Nasza pętla testowa jest stworzona dla nowoczesnego E-MTB. Strome podjazdy, techniczne podjazdy, zjazdy pełne korzeni i kilka ciasnych zakrętów. Fajnie, że Nicolai naprawdę pokazuje charakter. Podczas gdy wiele innych E-MTB również działa obecnie bardzo dobrze, często jeżdżą one trochę zamiennie. Z drugiej strony G1 Eboxx jest natychmiast rozpoznawalny jako taki. Dotyczy to podjazdów, gdzie dzięki dużemu rozstawowi osi i 75 Nm momentu obrotowego silnika Bosch pokonuje niemal każdą przeszkodę, nawet jeśli wybór linii nie jest optymalny. Tę cechę można znaleźć również na zjazdach: dzięki niezwykle płynnemu prowadzeniu w połączeniu z dobrze amortyzującym zawieszeniem, błyszczy szczególnie w szybkich odcinkach i zachęca do po prostu pokonywania prostej linii przez skaliste pole, gdzie wcześniej zawsze ścieżka najmniejszego oporu. Szczególnie mniej doświadczeni jeźdźcy odnoszą ogromne korzyści z żelaznej mentalności roweru Nicolai E-MTB.
Wada tego podejścia staje się widoczna, gdy szlak skręca i zakręca się. Tutaj też rower wydaje się nieco ospały ze względu na swoją znaczną wagę, długi rozstaw osi wymaga sporego wysiłku fizycznego, aby przejechać rowerem przez serpentyny.
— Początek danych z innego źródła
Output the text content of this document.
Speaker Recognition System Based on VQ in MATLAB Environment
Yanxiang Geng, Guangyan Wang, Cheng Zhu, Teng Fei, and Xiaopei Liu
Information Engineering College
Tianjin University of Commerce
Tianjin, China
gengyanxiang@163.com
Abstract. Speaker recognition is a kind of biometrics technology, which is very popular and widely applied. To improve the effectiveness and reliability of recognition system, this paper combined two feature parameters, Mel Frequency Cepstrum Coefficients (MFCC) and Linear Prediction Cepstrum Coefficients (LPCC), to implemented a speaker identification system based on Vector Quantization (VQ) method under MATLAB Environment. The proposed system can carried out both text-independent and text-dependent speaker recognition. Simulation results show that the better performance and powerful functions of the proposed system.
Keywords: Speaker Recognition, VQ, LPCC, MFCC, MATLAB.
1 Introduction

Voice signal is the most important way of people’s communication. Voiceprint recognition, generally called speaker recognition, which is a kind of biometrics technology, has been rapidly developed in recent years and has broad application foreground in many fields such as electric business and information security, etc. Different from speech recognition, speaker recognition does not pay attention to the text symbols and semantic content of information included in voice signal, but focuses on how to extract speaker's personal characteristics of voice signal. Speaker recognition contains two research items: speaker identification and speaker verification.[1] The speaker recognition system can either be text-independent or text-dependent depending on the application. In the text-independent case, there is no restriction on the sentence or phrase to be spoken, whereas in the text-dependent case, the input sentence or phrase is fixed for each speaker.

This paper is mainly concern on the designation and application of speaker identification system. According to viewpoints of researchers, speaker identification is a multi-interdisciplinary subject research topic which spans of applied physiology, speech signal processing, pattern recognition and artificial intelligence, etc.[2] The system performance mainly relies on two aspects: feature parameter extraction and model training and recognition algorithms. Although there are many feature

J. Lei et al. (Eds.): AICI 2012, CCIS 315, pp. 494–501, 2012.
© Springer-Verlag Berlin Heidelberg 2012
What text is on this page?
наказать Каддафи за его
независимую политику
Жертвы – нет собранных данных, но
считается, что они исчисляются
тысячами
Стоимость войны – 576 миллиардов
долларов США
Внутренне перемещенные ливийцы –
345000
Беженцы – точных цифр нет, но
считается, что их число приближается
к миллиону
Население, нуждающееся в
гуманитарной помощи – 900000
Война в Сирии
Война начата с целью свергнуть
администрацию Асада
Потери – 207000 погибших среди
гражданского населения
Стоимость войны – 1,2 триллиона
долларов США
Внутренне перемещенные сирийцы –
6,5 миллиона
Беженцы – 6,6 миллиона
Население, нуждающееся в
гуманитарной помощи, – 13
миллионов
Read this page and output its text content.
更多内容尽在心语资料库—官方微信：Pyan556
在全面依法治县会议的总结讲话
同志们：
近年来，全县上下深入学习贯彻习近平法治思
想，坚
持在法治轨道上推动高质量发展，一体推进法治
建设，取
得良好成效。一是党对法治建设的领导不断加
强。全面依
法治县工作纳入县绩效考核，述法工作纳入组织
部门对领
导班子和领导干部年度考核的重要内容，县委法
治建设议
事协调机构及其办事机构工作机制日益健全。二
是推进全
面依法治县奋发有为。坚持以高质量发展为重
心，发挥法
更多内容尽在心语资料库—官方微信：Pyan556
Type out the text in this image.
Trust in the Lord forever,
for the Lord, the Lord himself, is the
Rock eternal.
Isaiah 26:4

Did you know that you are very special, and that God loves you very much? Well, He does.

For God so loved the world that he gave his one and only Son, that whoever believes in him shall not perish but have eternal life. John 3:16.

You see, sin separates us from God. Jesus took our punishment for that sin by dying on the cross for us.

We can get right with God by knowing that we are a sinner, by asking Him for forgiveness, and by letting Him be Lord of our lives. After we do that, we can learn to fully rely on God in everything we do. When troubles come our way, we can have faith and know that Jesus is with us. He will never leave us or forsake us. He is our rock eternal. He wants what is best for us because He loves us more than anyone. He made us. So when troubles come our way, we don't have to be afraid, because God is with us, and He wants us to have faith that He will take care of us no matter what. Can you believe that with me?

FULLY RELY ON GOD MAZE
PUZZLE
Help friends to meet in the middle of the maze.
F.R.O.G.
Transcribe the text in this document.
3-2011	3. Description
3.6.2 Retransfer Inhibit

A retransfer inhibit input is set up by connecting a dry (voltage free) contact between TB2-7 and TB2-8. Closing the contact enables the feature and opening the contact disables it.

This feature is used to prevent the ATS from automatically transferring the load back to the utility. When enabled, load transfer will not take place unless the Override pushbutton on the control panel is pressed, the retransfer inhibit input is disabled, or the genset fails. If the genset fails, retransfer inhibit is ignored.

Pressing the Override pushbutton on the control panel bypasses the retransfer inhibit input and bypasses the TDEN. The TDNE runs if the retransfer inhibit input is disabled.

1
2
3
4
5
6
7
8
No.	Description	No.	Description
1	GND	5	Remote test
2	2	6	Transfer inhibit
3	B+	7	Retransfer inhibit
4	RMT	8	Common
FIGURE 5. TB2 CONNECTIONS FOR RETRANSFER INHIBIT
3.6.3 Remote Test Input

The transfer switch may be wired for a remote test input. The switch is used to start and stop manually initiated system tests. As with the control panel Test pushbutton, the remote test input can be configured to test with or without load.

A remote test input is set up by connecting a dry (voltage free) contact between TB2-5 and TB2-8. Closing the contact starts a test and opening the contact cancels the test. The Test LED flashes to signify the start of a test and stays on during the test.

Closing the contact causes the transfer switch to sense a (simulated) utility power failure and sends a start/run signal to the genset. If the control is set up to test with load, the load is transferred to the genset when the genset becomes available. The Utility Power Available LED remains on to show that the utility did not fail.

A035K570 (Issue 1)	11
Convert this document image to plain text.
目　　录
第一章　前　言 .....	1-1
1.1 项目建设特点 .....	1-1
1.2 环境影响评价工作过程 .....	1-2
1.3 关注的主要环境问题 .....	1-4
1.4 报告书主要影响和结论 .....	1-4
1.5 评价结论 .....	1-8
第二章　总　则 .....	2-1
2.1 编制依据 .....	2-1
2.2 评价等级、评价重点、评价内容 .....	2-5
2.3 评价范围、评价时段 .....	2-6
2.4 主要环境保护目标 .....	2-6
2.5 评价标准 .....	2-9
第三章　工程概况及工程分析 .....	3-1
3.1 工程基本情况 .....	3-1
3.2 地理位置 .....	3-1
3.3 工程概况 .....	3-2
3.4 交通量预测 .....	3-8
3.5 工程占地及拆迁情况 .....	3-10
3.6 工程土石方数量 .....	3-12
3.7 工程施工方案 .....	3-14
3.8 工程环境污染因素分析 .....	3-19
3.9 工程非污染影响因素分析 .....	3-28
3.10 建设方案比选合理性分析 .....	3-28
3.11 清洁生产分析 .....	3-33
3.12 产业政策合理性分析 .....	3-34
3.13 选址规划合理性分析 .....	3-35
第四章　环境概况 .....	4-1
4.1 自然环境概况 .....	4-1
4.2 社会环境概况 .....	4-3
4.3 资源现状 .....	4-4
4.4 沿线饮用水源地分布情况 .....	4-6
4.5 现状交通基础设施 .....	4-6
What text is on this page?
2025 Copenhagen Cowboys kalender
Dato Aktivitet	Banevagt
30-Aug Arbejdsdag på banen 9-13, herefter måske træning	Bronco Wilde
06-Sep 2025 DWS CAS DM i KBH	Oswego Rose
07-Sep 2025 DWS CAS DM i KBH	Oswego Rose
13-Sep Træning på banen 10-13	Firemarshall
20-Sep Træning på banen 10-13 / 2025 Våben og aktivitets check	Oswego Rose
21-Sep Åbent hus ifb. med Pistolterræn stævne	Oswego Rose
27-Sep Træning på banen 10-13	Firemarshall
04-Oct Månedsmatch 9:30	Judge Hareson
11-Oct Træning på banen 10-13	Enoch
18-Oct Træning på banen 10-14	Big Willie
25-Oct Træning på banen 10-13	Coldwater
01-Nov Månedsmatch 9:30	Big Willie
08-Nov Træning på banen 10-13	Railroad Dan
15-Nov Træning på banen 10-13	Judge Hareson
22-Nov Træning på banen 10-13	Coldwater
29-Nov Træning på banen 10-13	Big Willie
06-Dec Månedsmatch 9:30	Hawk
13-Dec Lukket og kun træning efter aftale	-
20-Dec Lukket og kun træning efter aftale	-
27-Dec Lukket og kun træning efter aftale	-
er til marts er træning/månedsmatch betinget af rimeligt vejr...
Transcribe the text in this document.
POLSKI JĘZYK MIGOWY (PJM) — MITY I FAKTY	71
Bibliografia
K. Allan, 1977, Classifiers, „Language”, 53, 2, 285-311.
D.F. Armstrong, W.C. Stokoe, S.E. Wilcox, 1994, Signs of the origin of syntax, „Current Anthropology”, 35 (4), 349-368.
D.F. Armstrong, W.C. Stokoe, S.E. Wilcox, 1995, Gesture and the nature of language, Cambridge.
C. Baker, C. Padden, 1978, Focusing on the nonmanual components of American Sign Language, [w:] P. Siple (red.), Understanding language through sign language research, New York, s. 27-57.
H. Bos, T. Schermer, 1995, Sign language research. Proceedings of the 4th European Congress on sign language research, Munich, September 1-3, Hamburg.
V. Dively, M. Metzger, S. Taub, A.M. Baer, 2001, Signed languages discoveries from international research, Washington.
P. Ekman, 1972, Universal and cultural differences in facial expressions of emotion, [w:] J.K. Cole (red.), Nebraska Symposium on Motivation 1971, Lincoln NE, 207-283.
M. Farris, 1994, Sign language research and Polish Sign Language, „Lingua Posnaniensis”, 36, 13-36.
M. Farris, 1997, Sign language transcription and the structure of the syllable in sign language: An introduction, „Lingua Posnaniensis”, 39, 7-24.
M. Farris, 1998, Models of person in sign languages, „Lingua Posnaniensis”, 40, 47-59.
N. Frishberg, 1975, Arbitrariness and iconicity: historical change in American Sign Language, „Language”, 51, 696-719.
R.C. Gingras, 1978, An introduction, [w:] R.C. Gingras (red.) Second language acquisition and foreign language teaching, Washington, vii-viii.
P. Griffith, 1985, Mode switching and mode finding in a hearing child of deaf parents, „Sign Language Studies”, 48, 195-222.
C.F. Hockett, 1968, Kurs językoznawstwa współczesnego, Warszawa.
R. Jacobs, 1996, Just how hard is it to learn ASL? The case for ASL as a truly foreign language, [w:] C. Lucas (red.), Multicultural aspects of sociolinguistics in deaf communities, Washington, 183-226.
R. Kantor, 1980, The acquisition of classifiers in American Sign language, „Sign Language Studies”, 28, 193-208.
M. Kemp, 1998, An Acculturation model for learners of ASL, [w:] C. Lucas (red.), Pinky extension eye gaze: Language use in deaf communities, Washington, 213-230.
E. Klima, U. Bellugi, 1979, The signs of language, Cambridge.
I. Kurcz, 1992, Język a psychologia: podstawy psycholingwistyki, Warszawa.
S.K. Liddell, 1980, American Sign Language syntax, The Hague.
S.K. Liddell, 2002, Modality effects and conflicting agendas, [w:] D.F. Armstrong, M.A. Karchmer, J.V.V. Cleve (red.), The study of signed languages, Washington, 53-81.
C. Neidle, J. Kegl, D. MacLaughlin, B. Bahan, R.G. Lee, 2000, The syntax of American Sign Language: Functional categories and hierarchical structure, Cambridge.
Dwa kciuki w górę za sprzęt. Jasne, ponad 7.000 euro to dużo pieniędzy. Ale przynajmniej dostajesz ramę wykonaną w tym kraju i niekoniecznie szlachetną, ale niezwykle funkcjonalną, solidną i sprawdzoną mieszankę komponentów. Można to zobaczyć na przykład w systemie przerzutek: Tak, tutaj zainstalowany jest „tylko” 11-biegowy system przerzutek Sram GX. Ale bądźmy szczerzy: zakres kasety 10-42 jest wystarczający dla E-MTB, a osiągi nie są gorsze niż w przypadku droższych grup osprzętu. W tym celu Nicolai inwestuje w wysokiej jakości podwozie Fox Factory, wytrzymałe koła E-MTB firmy Hope oraz chwyty i siodełka SQlab. Jednak po raz kolejny nie do końca rozgrzaliśmy się do bezprzewodowego słupka Magura Vyron. Nawet w nowej wersji czas reakcji jest nieco zbyt powolny na szybkie wzloty i upadki na szlaku.